Donald Trump Jr.'s response to being informed that Russia was trying to engineer the outcome of an American election, with efforts that included providing damaging information about Hillary Clinton, was: "If it's what you say I love it especially later in the summer." Trump's son-in-law, Jared Kushner, was copied on the e-mail.

Is this illegal? Does getting opposition research from a foreign power count as an in-kind campaign contribution from a foreign national, one that might leave Trump Jr. and Kushner vulnerable to criminal prosecution?

I have no idea; I am not a lawyer. But it hardly ceases to be a problem if this somehow manages to squeak through some hole in our federal election laws. What they did is so obviously wrong that a 10-year-old child would know better.

Social media indicates that there are some people out there still trying to defend the Trump camp's relationship with Russia, so it bears spelling out why this is wrong.

Donald Trump is an American who ran for office under a slogan of patriotic pride and love of country. People who love their country do not help rival powers intervene in their country's elections, even if that intervention might have the lovely side effect of getting them elected.

Americans running for American office must pick sides: the will of American voters or the influence of a foreign power. (Hint: You choose your fellow Americans.)

What happened at the 2016 meeting between Trump Jr. and a Russian attorney could ultimately be irrelevant. The sin Trump Jr. has already confessed is egregious enough. A decent person would not give an audience to a foreign power promising to help tear down the opposition. A decent person certainly would not contemplate and suggest timing of any document release — which moves this revelation beyond merely "taking a meeting you shouldn't have" and into the territory of "a presidential campaign actively coordinating with foreign agents."

Even Trump supporters seem to be having trouble mustering much of a defense, just a lot of irrelevant sputtering and standard complaints about leaks. We are now past the point of anonymous sources and innuendo. Trump Jr. showed us the primary sources, pleading guilty in the court of public opinion.

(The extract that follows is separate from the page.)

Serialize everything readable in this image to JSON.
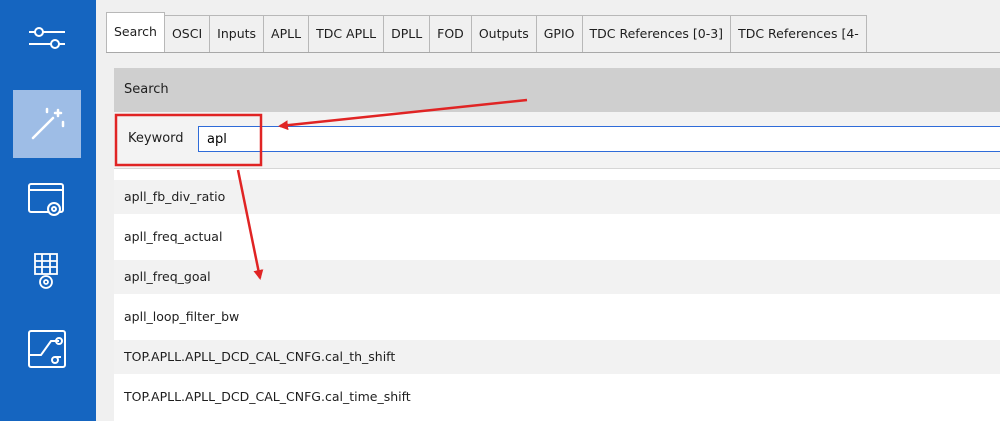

The president's supporters have already retreated to what now looks to be their last rhetorical stand: to say that this isn't collusion, but just politics. They get creative and postulate that this isn't unlike what Clinton's campaign would have done.

Here's the reality: Once you are given the details of a Russian attempt to change the outcome of an American election, there is only one patriotic thing you can do, and that is to get on the phone to the FBI and say, "I have some very disturbing news." End of story.

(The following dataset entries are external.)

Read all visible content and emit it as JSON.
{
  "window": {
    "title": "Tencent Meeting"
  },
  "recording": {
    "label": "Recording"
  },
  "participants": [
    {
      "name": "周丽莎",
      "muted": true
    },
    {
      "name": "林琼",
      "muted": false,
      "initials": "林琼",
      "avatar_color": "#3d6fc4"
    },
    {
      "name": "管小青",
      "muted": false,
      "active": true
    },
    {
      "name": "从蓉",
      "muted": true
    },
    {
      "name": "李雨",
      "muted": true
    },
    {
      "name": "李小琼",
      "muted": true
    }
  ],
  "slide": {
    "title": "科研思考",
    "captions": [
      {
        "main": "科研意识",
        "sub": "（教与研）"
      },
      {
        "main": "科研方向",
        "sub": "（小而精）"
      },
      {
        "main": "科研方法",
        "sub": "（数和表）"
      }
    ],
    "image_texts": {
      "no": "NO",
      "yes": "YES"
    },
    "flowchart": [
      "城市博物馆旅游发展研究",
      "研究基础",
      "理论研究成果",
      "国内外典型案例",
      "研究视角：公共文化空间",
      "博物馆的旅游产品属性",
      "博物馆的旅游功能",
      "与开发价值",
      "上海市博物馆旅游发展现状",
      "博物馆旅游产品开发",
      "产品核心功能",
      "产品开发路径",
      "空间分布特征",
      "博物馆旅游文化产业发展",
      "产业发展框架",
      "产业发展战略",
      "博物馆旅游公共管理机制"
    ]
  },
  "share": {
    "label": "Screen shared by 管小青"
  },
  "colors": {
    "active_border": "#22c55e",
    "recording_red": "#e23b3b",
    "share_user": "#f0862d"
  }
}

But no, no, Trump's supporters continued to insist; it's not really collusion with a potential enemy of the U.S. They submitted close parsings of the legal definition of collusion and claimed that any other usage of this common word was wrong. They suggested that in fact Trump Jr. was doing his moral duty to find evidence of criminal behavior by Clinton, though they could not explain why, if he was so concerned about her possible criminality, he did not get the relevant authorities involved.

That this is where supporters have ended up tells you just how weak the defense is. As a general rule, at the point where you are pretending to have a shaky command of ordinary English words, you are losing the argument. Just ask Bill Clinton how convincing anyone found his creative interpretations of the verb "to be."

After months of suggesting that all the fears of Russian scheming to interfere in our elections were just so much hysteria from a hopelessly biased media, the Trump family has now confirmed that they were not only aware of these efforts but were hoping to help. It seems wildly implausible that news of both the Russian efforts, and his own campaign's fellow-traveling, failed to reach Donald Trump Sr.

Whether Russian efforts made a difference in the vote tally or not, they should certainly make a difference in America's view of its president.